Grandmother turned to the older Leonid. He nodded. She reached her fingertips into the pile of nuts on the table and spread them around.
“If the villagers find out,” she said, “they’ll be furious. Perhaps even dangerous.”
“Then we won’t let them find out,” said the younger Leonid.
“We can keep her here?” asked the older.
“They shouldn’t have eaten their cats,” said Grandmother. “And the meat of one dog won’t make any difference in the long run. It’s better to be hungry than full in the belly but empty in the heart.”
She clapped her hands. Kasha bounded across the room, stopping at Grandmother’s feet. Grandmother scratched Kasha behind the ears.
“Strange that a dog should teach us humanity,” she said. “Have I ever told you the story of the man who our village is named after?”
“WHEN BOHDAN ZINOVIY Mykhaylovych Khmelnytsky escaped the Ottomans, he headed swiftly home. There were no trains then, of course, and he had no money, his only possessions his clothes and the sword he had seized and with which he had severed the head of his friend the admiral. Khmelnytsky found work on a boat heading up the Dnieper River, a route that would eventually lead him close to his family estate in Subotiv. He escaped slavery only to once again become an oarsman. The captain of the boat, though a Cossack, had none of the nobility of the Ottoman admiral. This captain whipped the oarsmen when he felt their progress up the river was too slow. No one could ever accuse Khmelnytsky of rowing slowly, but the captain didn’t need a real reason to whip someone. He was a man who enjoyed the pain of others.
“The first and only lash Khmelnytsky would receive across his broad back came as he helped maneuver the boat around a tangle of drifting branches in the middle of the river. The currents there flowed in unexpected eddies. The captain barked orders, and every time the crew followed them, they encountered another current or a fresh snag. The oarsmen grew weary. The captain and his hired hands, a group of brute men who stank of the baked sweat that they seldom washed from their skin, men chosen specifically for their viciousness, never offered to assist at the oars. To Khmelnytsky, these men were fat and lazy, and worse, incompetent. Any word they spoke impeded the boat’s progress. Their orders kept Khmelnytsky far away from his home.
“Bear in mind that he had no idea if his estate at Subotiv still existed, and if it did, if it still belonged to his family. His father was dead. Khmelnytsky himself had been absent for years. He had cousins, but they were still just boys. It would have been no matter at all for a rival to claim the land. Khmelnytsky’s family might be dispersed across all Ukraine. He might have no home to return to.

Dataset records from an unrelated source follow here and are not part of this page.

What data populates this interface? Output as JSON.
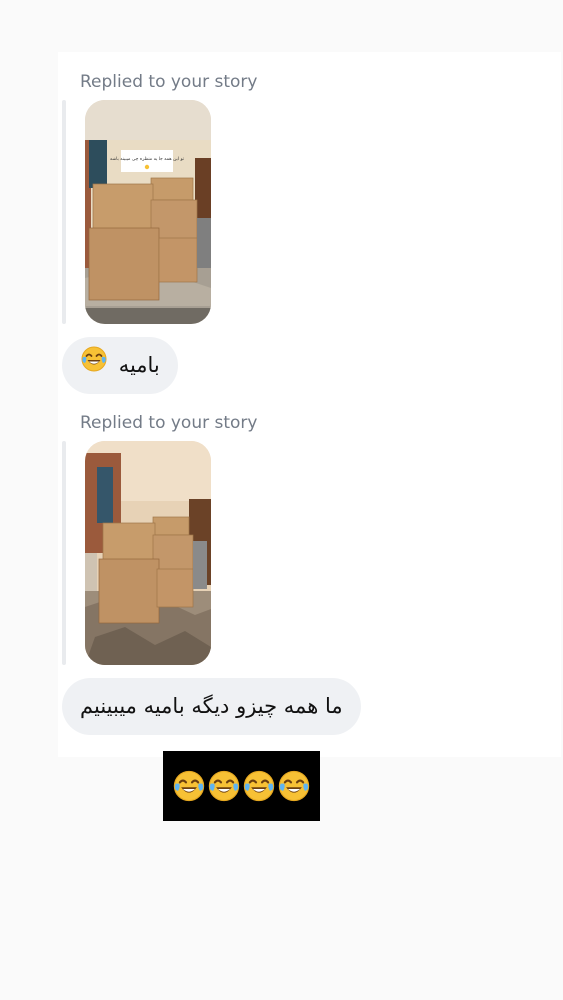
{
  "conversation": {
    "messages": [
      {
        "reply_label": "Replied to your story",
        "story_image": "story-photo-stacked-cardboard-boxes",
        "story_overlay_text": "تو این همه جا یه منظره چی میبینه باشه",
        "text": "بامیه",
        "emoji": "face-with-tears-of-joy-icon"
      },
      {
        "reply_label": "Replied to your story",
        "story_image": "story-photo-stacked-cardboard-boxes",
        "text": "ما همه چیزو دیگه بامیه میبینیم"
      }
    ],
    "sticker": {
      "emoji": "face-with-tears-of-joy-icon",
      "count": 4,
      "background": "#000000"
    }
  },
  "colors": {
    "page_bg": "#fafafa",
    "panel_bg": "#ffffff",
    "bubble_bg": "#eff1f4",
    "label_text": "#737b87",
    "emoji_face": "#f7c135"
  }
}
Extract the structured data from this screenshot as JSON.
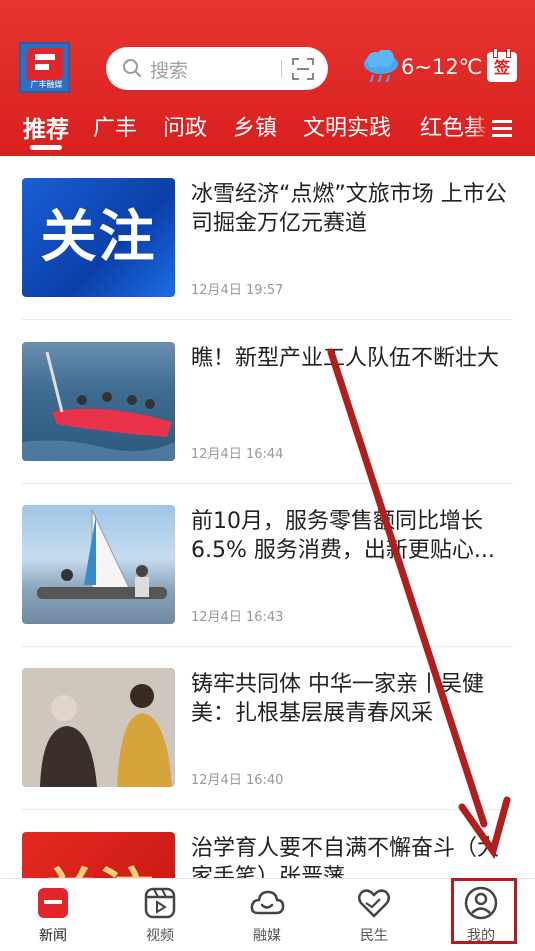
{
  "header": {
    "logo_text": "广丰融媒",
    "search_placeholder": "搜索",
    "temperature": "6~12℃",
    "calendar_label": "签"
  },
  "tabs": [
    "推荐",
    "广丰",
    "问政",
    "乡镇",
    "文明实践",
    "红色基"
  ],
  "active_tab": "推荐",
  "feed": [
    {
      "title": "冰雪经济“点燃”文旅市场 上市公司掘金万亿元赛道",
      "time": "12月4日 19:57",
      "thumb_text": "关注"
    },
    {
      "title": "瞧！新型产业工人队伍不断壮大",
      "time": "12月4日 16:44"
    },
    {
      "title": "前10月，服务零售额同比增长6.5% 服务消费，出新更贴心...",
      "time": "12月4日 16:43"
    },
    {
      "title": "铸牢共同体 中华一家亲丨吴健美：扎根基层展青春风采",
      "time": "12月4日 16:40"
    },
    {
      "title": "治学育人要不自满不懈奋斗（大家手笔）张晋藩",
      "time": "",
      "thumb_text": "关注"
    }
  ],
  "bottom_nav": [
    {
      "label": "新闻",
      "icon": "news-icon"
    },
    {
      "label": "视频",
      "icon": "video-icon"
    },
    {
      "label": "融媒",
      "icon": "cloud-icon"
    },
    {
      "label": "民生",
      "icon": "heart-hands-icon"
    },
    {
      "label": "我的",
      "icon": "user-icon"
    }
  ],
  "colors": {
    "brand": "#d8201f",
    "annotation": "#b01e1e"
  }
}
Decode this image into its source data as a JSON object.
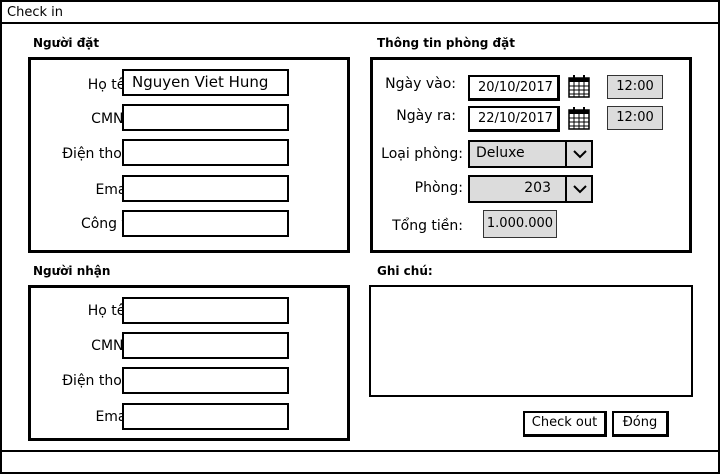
{
  "window": {
    "title": "Check in"
  },
  "booker": {
    "title": "Người đặt",
    "fields": [
      {
        "label": "Họ tên:",
        "value": "Nguyen Viet Hung"
      },
      {
        "label": "CMND:",
        "value": ""
      },
      {
        "label": "Điện thoại:",
        "value": ""
      },
      {
        "label": "Email:",
        "value": ""
      },
      {
        "label": "Công ty:",
        "value": ""
      }
    ]
  },
  "booking": {
    "title": "Thông tin phòng đặt",
    "checkin": {
      "label": "Ngày vào:",
      "date": "20/10/2017",
      "time": "12:00"
    },
    "checkout": {
      "label": "Ngày ra:",
      "date": "22/10/2017",
      "time": "12:00"
    },
    "room_type": {
      "label": "Loại phòng:",
      "value": "Deluxe"
    },
    "room": {
      "label": "Phòng:",
      "value": "203"
    },
    "total": {
      "label": "Tổng tiền:",
      "value": "1.000.000"
    }
  },
  "receiver": {
    "title": "Người nhận",
    "fields": [
      {
        "label": "Họ tên:",
        "value": ""
      },
      {
        "label": "CMND:",
        "value": ""
      },
      {
        "label": "Điện thoại:",
        "value": ""
      },
      {
        "label": "Email:",
        "value": ""
      }
    ]
  },
  "notes": {
    "title": "Ghi chú:",
    "value": ""
  },
  "actions": {
    "checkout_label": "Check out",
    "close_label": "Đóng"
  },
  "icons": {
    "calendar": "calendar-icon",
    "dropdown": "chevron-down-icon"
  },
  "colors": {
    "field_gray": "#dcdcdc",
    "border": "#000000"
  }
}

“These were his thoughts when the whip fell. He did not flinch. Blood welled up from the wound and soaked through the back of his shirt. He continued rowing. They were in a particularly quick current, and without his strength at the oar, the boat would slip back down the river. The captain ordered the boat hard to port, an order that would have exposed the side of the boat to the strongest current. No, called Khmelnytsky, and directed the prow through the oncoming water. He bade the men to row harder, and they rowed harder for him, harder than they ever had for the captain. The boat sliced through the strongest of the current and into the gentler stream near the inner bank of a bend.
“Once the boat was well clear of the current, Khmelnytsky barked his second order, to shore the boat. The captain tried to countermand him, but the oarsmen were exhausted and no one who heard it could disobey the booming voice of Khmelnytsky. The captain raised his whip, but Khmelnytsky sprung to his feet and grabbed the captain’s wrist with a hand that had spent years wrapped around the handle of an oar. The captain yelped, a sound like a small animal. Khmelnytsky spoke a single No and released the captain’s wrist and then helped to finish rowing. That was the last of the captain’s whipping.
“The oarsmen rested on the bank, Khmelnytsky off by himself. He heard, though, even from afar, mention of his name. The story of his escape from the Turks, it seemed, had spread quickly through the town at the end of the river. And to that tale, now the oarsmen added their own. At each port some men left and others joined the crew, and each who left took with them Khmelnytsky’s name.